Wednesday, July 14, 2010

Quem vê cara não vê coração, mas quem vê documento vê tudo! (Risos)

Explico! Estava lembrando de uma viagem que fiz da Itália a França de trem, é engraçado o que escrevi acima, mas é verdade, mas engraçado mesmo é o preconceito humano, engraçado e estúpido!
Você olha uma pessoa, o que você vê? Eu me permito dizer que você não vê nada, mas vê o que quer enxergar!

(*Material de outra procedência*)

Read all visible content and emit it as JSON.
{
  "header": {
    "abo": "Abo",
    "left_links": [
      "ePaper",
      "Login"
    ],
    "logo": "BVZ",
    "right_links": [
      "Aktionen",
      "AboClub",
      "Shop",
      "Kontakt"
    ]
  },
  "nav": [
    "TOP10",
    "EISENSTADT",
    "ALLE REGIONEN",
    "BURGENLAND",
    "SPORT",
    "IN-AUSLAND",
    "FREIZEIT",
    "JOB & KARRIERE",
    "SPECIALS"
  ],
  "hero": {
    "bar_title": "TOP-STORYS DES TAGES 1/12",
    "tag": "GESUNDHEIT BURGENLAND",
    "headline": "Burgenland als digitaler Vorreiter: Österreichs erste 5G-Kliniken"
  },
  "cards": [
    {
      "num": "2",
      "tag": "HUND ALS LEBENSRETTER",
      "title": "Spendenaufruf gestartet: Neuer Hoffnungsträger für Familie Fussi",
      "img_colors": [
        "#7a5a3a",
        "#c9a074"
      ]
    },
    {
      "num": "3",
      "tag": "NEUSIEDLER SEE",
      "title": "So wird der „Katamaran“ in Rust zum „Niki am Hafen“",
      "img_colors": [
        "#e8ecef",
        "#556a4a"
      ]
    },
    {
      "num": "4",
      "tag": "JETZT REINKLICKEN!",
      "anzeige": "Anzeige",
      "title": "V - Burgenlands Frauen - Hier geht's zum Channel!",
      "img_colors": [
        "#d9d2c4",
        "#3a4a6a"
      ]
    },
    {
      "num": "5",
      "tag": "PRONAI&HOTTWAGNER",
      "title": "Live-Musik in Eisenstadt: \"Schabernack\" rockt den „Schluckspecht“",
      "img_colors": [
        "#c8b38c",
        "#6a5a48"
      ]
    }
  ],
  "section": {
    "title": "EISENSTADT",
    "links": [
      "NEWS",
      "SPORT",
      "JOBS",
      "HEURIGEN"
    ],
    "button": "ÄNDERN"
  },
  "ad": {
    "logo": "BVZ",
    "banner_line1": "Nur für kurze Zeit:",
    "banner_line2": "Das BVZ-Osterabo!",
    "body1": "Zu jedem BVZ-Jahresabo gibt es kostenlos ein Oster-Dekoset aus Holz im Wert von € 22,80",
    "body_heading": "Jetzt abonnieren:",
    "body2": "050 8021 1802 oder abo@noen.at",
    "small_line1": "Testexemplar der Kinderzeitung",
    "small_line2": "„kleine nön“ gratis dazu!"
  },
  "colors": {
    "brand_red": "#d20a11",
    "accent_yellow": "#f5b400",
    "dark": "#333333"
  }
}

Bom, voltando a viagem, lá estava eu e mais um amigo que conheci em Verona na Itália, após um ano de sofrimento e aprendizado, sim, até uns tempos atrás não conseguia enxergar dessa forma, mas (aprendizado), digo sofrimento e aprendizado porque foi um ano de muita luta e expectativa, resumidamente, eu passei um ano inteiro nessa cidade linda chamada Verona como um (ilegal), e ilegal na Itália é um ser digamos, inexistente, um fantasma, você não existe, então não tem direito a nada, lembro quando saía de agência a agência procurando trabalho, com meu Italiano arranhado, mas corajoso, não ouvia resposta, mas sim uma pergunta, que futuramente acabei me acostumando, a pergunta era: Você tem documento? Traduzindo, seria algo do tipo: Você existe? Eu dizia – Estou esperando minha cidadania, então como um tapa, eu mal terminará a frase e já ouvia um Scusa-te ou Scusi estrondoso, sem trabalho, sem dinheiro, sem apartamento, sem comida, sem nada, qualquer um ficaria desesperado nessa situação, e sim, eu também fiquei, eu chegava de madrugada antes de iniciar o dia para ficar em frente á comuni (prefeitura) onde são feitos os processos de cidadania, ficava lá esperando até as 09:30 da manhã, horário de abertura da comuni, acontece que a Brasileirada ia se acumulando em frente a porta ao invés de fazer fila, e pior, na hora que abriam as portas, não respeitavam quem havia chego primeiro e saiam correndo escada acima até o terceiro andar, aquelas senhoras mal educadas que trabalhavam no setor de imigrantes, atendiam apenas um numero pequeno de pessoas por dia, então nessa situação ou você era educado e caminhava, mas não seria atendido nunca, afinal a boiada saía disparadamente todos os dias as 09:30 ou você tomava seu lugar e saía chifrando também, e eu nunca esqueço certo dia, estava com fome, cansado de repetir essa cena e as vezes não conseguir nem mesmo ser atendido, bem, nesse dia, nós os bois brasileiros, saímos disparados, e chegando lá em cima a Italiana disse – Hoje vamos distribuir apenas algumas senhas de atendimento, o (resto) terá que voltar outro dia, e concluiu, olha pra vocês, parecem uns animais subindo aqui desse jeito!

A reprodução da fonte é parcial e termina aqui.